The billions of dollars Canadians are already paying out for weather-related climate disasters are just the tip of a much bigger iceberg that calls for proactive investment in climate adaptation and resilience, the Canadian Institute for Climate Choices (CICC) concludes in a report issued last week.
Coming on the heels of last week’s Fall Economic Statement, the institute warns that insured catastrophic losses related to severe weather were twice as high from 2010 to 2019 as they were over the previous 18 years. The average cost per disaster has increased 1,250%, from about C$8 million in the early 1970s to more than $110 million today. Weather-related disasters and catastrophic losses over the last decade wiped out five to six percent of the country’s annual GDP growth, compared to 1% in decades past.
“If we think of the costs of climate change as an iceberg ahead, this introductory paper aims to zoom in on the tip of the iceberg—the known and measurable hazards—as well as the contours of what lies below the water,” the institute states in the executive summary of a report based on data from the Canadian Disaster Database and the Insurance Bureau of Canada.

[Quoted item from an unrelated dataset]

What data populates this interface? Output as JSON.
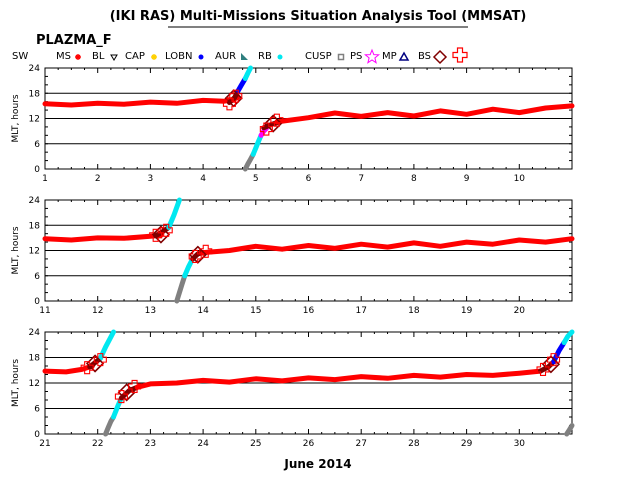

“As policy-makers, business leaders, communities, and individuals cope with the current impacts of climate change and prepare for a future defined by climate disruption, both parts of the iceberg should be top-of-mind in risk assessments, investment planning, and policy decisions.”
In a release accompanying the report, the CICC:
• Points to the wildfire known as The Beast, which consumed much of Fort McMurray, Alberta in 2016, as the single most costly weather event in Canadian history, with a price tag of $11 billion that included property and infrastructure damage as well as the cost of business disruptions;
• Calculates that weeks of spring flooding in Ontario, Quebec, and New Brunswick affected 3,800 businesses;
• Places the cost of permafrost thaw in 33 Northwest Territories communities at $1.3 billion over the next 75 years, equivalent to 25% of the NWT’s current GDP.
“Reducing emissions is critical to contain future damages,” states the institute’s landing page for the report. “But past global emissions mean Canadians face looming costs on the horizon,” with 1.8 million homes already at very high risk of flooding, and roads and power lines vulnerable to climate impacts.
The CICC calls for Canadian governments to invest more in climate adaptation, coordinate their efforts more effectively, and “systematically enhance disclosure of physical risks to mobilize planning and investment decisions”.